Investors have acted cautiously and held onto capital during this period of uncertainty, but confidence is building, and opportunities are around the corner. While COVID-19 may have left the US economy (and indeed, the global economy) ‘sluggish’, M&A will be a crucial catalyst to kickstart it, creating much needed growth.
 
Lexology notes that PE firms will very soon (if not already) actively seek to acquire distressed assets or businesses that are being divested or exited post-pandemic. With high levels of dry powder on hand and low trading prices, there will be increasingly favourable buying conditions for transaction activity.
 
Companies are already planning transformation programs, with 56% of executives globally ‘opting to transform through transactions and plan an acquisition in the next 12 months’, according to EY’s Capital Confidence Barometer survey. As we return to some sense of normalcy, executives will prioritize new investments in digital and technology (71%) and reassess how they allocate capital across their portfolios (73%).
 
Buyers should be actively mapping out their ideal acquisition targets now, and companies should be ready for it. Both the buy-side and sell-side can benefit from more readiness and collaboration at this stage. Due diligence may take longer than usual in such a climate, meaning that PE and VC firms should adjust expectations and timelines as they face these unique challenges.
 

Unique challenges, unique opportunities

To fuel recovery and create long-term value after the pandemic, dealmakers and businesses will need to move quickly.
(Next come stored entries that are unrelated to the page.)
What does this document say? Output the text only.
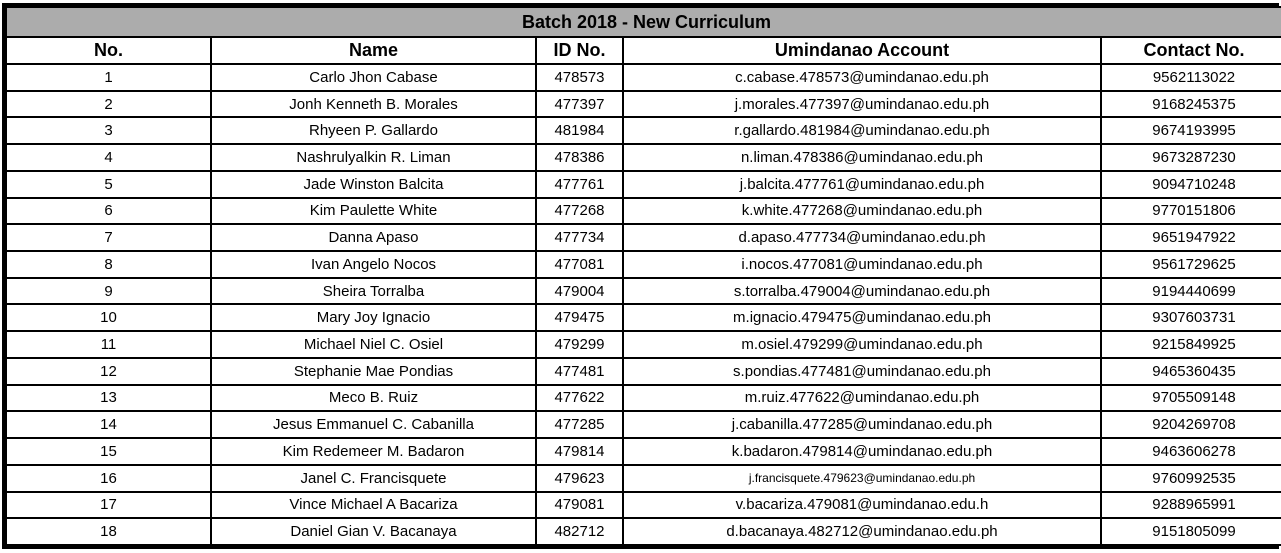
Batch 2018 - New Curriculum				
No.	Name	ID No.	Umindanao Account	Contact No.
1	Carlo Jhon Cabase	478573	c.cabase.478573@umindanao.edu.ph	9562113022
2	Jonh Kenneth B. Morales	477397	j.morales.477397@umindanao.edu.ph	9168245375
3	Rhyeen P. Gallardo	481984	r.gallardo.481984@umindanao.edu.ph	9674193995
4	Nashrulyalkin R. Liman	478386	n.liman.478386@umindanao.edu.ph	9673287230
5	Jade Winston Balcita	477761	j.balcita.477761@umindanao.edu.ph	9094710248
6	Kim Paulette White	477268	k.white.477268@umindanao.edu.ph	9770151806
7	Danna Apaso	477734	d.apaso.477734@umindanao.edu.ph	9651947922
8	Ivan Angelo Nocos	477081	i.nocos.477081@umindanao.edu.ph	9561729625
9	Sheira Torralba	479004	s.torralba.479004@umindanao.edu.ph	9194440699
10	Mary Joy Ignacio	479475	m.ignacio.479475@umindanao.edu.ph	9307603731
11	Michael Niel C. Osiel	479299	m.osiel.479299@umindanao.edu.ph	9215849925
12	Stephanie Mae Pondias	477481	s.pondias.477481@umindanao.edu.ph	9465360435
13	Meco B. Ruiz	477622	m.ruiz.477622@umindanao.edu.ph	9705509148
14	Jesus Emmanuel C. Cabanilla	477285	j.cabanilla.477285@umindanao.edu.ph	9204269708
15	Kim Redemeer M. Badaron	479814	k.badaron.479814@umindanao.edu.ph	9463606278
16	Janel C. Francisquete	479623	j.francisquete.479623@umindanao.edu.ph	9760992535
17	Vince Michael A Bacariza	479081	v.bacariza.479081@umindanao.edu.h	9288965991
18	Daniel Gian V. Bacanaya	482712	d.bacanaya.482712@umindanao.edu.ph	9151805099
As deal premiums come down and assets become available, businesses need to be prepared to act, as the window for maximizing value could be short. Evidence from the global financial crisis (GFC) ‘shows that companies that made significant acquisitions during an economic downturn outperform those that did not’ (Harvard Business Review).

“Transformation through transaction is now an established chapter in the CEO playbook,” writes EY. “Acquisitions can be a powerful means to reshape portfolios and accelerate growth.”
 
In any crisis, there will be companies that are ready to act on strategic opportunities that arise. Ultimately, these will be the ones that thrive post-COVID.